Trotz, oder vielleicht gerade wegen ihres
derzeit
bevorzugten Slogans - die Realität hinter sich lassen -,
könnten sie bald von einer unangenehmen Realität eingeholt
werden.
eToys.com ist ein typisches Start-Up Netzunternehmen: in
Kalifornien beheimatet, an die 500 Angestellte, schwache
Verkäufe (30
Millionen im letzten Finanzjahr), ein IPO
letzten Mai und seither extrem
schwankende Aktienkurse.
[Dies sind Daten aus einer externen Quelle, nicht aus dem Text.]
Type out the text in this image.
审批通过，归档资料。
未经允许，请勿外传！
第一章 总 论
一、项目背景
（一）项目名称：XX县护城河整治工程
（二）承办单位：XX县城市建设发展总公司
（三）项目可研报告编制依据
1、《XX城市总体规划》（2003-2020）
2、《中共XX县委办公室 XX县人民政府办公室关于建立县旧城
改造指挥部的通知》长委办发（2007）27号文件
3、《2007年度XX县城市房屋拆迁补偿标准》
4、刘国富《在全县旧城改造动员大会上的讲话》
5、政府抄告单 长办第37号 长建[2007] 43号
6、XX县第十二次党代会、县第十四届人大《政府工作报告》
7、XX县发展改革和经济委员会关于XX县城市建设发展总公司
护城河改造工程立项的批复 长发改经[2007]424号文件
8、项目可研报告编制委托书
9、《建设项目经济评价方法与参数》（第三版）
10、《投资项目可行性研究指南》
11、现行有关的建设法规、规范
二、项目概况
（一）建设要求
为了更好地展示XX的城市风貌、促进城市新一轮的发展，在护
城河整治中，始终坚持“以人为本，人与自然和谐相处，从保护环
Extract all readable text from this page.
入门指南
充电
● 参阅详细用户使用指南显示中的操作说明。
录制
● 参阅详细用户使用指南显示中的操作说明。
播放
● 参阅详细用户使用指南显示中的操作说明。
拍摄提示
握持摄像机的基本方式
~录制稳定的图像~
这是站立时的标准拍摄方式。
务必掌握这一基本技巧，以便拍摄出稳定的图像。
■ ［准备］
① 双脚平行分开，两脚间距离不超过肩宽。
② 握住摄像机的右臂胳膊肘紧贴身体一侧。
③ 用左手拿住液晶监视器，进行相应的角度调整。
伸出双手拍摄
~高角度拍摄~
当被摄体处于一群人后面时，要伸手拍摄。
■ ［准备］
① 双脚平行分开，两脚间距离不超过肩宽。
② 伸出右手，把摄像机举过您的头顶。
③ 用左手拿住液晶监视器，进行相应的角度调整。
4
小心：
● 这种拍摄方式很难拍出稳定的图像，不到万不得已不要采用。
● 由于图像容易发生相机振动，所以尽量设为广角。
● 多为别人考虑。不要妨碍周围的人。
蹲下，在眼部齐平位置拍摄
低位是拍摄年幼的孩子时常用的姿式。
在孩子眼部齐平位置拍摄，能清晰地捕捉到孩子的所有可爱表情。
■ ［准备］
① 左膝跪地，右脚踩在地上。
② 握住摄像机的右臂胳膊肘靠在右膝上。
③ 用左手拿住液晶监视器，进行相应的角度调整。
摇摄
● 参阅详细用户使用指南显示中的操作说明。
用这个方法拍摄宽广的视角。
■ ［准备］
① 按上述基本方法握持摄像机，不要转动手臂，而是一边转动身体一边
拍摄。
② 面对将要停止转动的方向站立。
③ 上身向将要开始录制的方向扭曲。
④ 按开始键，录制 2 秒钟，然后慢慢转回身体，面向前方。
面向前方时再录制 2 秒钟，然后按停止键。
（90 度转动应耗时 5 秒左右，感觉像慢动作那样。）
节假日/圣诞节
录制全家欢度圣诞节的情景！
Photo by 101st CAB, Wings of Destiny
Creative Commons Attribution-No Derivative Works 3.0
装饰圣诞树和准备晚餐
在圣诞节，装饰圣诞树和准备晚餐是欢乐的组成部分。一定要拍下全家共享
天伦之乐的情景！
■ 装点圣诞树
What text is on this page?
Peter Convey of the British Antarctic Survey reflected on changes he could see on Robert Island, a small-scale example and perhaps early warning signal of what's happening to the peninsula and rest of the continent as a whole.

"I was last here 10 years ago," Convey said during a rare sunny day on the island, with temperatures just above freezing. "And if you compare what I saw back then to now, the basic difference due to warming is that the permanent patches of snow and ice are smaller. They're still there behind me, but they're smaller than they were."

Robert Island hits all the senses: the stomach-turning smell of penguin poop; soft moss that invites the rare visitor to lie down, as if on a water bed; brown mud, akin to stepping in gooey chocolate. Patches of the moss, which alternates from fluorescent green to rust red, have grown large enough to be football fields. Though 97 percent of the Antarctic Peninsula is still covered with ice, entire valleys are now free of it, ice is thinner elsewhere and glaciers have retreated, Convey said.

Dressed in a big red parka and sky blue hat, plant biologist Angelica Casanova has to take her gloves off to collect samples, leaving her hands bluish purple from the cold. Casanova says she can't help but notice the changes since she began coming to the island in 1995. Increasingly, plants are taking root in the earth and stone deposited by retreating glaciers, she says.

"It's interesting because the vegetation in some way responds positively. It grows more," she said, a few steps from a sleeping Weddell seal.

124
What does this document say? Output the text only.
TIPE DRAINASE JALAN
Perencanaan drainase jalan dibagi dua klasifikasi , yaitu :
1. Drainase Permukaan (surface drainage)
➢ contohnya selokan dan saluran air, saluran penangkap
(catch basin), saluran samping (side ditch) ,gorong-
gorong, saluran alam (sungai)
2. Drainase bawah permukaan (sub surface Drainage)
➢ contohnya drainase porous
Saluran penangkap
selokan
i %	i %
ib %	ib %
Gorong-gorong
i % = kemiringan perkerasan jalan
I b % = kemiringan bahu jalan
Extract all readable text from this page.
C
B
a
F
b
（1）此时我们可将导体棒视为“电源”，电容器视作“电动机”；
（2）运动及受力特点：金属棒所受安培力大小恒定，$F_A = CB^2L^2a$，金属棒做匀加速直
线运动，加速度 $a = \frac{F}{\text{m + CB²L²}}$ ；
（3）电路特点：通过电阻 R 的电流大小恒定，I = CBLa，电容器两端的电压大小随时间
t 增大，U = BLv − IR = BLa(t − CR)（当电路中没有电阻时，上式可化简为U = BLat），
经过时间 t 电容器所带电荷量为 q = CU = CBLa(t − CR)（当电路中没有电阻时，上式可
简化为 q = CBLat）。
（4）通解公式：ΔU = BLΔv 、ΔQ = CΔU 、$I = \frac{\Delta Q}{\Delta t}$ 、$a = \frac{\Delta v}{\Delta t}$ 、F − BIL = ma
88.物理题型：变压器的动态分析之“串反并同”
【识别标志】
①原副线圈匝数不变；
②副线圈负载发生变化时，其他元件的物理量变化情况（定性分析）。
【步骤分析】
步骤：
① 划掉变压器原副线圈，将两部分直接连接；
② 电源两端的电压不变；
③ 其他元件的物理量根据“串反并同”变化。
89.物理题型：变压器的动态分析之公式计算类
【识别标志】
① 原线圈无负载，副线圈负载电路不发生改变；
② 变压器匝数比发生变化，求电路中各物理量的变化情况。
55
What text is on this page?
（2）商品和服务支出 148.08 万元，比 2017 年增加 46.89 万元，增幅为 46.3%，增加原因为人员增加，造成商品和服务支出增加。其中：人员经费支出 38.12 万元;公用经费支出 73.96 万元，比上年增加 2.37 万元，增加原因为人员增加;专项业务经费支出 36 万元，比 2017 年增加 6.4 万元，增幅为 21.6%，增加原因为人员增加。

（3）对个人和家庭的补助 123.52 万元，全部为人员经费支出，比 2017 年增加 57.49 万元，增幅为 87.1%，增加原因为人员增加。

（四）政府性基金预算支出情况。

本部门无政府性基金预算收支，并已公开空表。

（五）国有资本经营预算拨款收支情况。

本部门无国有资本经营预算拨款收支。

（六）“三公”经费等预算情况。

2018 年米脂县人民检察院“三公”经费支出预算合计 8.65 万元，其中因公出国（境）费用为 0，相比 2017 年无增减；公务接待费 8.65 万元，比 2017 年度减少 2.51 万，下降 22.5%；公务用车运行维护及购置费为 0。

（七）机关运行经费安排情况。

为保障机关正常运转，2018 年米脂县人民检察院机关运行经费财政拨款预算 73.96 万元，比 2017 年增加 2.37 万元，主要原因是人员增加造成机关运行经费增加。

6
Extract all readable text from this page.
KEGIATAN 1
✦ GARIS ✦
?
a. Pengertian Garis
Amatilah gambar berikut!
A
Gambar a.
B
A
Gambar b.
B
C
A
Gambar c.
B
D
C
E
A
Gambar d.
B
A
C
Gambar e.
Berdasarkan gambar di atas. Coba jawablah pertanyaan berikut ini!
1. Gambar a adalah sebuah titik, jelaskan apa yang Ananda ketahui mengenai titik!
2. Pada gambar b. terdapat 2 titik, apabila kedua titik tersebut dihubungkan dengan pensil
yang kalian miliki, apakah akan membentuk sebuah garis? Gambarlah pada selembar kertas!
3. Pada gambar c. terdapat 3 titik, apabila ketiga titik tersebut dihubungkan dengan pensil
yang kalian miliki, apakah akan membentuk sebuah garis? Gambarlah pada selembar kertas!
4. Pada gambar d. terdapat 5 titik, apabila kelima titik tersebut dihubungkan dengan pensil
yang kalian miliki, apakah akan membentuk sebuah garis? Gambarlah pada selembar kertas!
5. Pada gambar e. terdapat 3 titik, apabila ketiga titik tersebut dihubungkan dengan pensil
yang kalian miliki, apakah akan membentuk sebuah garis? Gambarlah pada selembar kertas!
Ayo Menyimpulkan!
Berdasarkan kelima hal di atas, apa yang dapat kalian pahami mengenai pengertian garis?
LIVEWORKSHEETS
Für
eToys.com und viele andere kämpfende
Start-Ups hat die
grosse Rationalisierung gerade erst begonnen, ihr
Schicksal
wird sich in den nächsten zwei Jahren entscheiden. Die
Schaffung einer optimalen Geschäftsumgebung ist
entscheidend, und
Künstler mit verwirrenden Websites sind
das Letzte, was ein
familienfreundlicher Einzelhändler
brauchen kann. Ganz besonders, wenn
sich diese Künstler als
die "erste Strassengang auf der
Informationsautobahn"
ausgeben (ein früher etoy Slogan). eToys.com
möchte sie
loswerden, oder sie zumindest in eine abgelegene Ecke
des
Netzes, also zu einem Domainnamen abschieben, der mit
ihrem absolut
nichts zu tun hat.
Man könnte annehmen, dass der Fall völlig
klar liegt, und
dass die Klage von eToys.com keine Chance hat. Das
Künstlerkollektiv hat seinen Domainnamen mehr als zwei
Jahre vor dem
amerikanischen Einzelhändler registrieren
lassen. Seit damals hat das
Kollektiv - das ironischerweise
eine verbissene Firma spielt, während
der Einzelhändler
versucht, "unterhaltend" zu erscheinen -
den Domainnamen
eifrig in einem Bereich benutzt, der absolut nichts mit
dem
Spielzeughandel zu tun hat.
"Cybersquatting"/
"Cyberbesetzungen" - das Registrieren
eines Domainnamens mit der
Absicht, ihn zu einem höheren
Preis weiterzuverkaufen - ist ganz klar
eine Anklage, die
gegen etoy.com nicht erhoben werden kann.
Nichtsdestotrotz beansprucht der Einzelhändler die Rechte
auf den
Domainnamen und lockt mit einem attraktiven
Angebot, um es zu bekommen. Erst
bot er für die Übertragung
des Domainnamens $100.000, dann sogar
mer. Nachdem diese
Angebote von Etoy abgelehnt wurden, brachte das
Unternehmen einen Klage wegen Verletzung eines
Warenzeichens ein. Die
trotzige Reaktion der Künstler auf
diese Drohung:
"Sie lassen uns bluten, bis wir tot sind. Aber in etoy
fliesst kein Blut, wir werden nicht bluten."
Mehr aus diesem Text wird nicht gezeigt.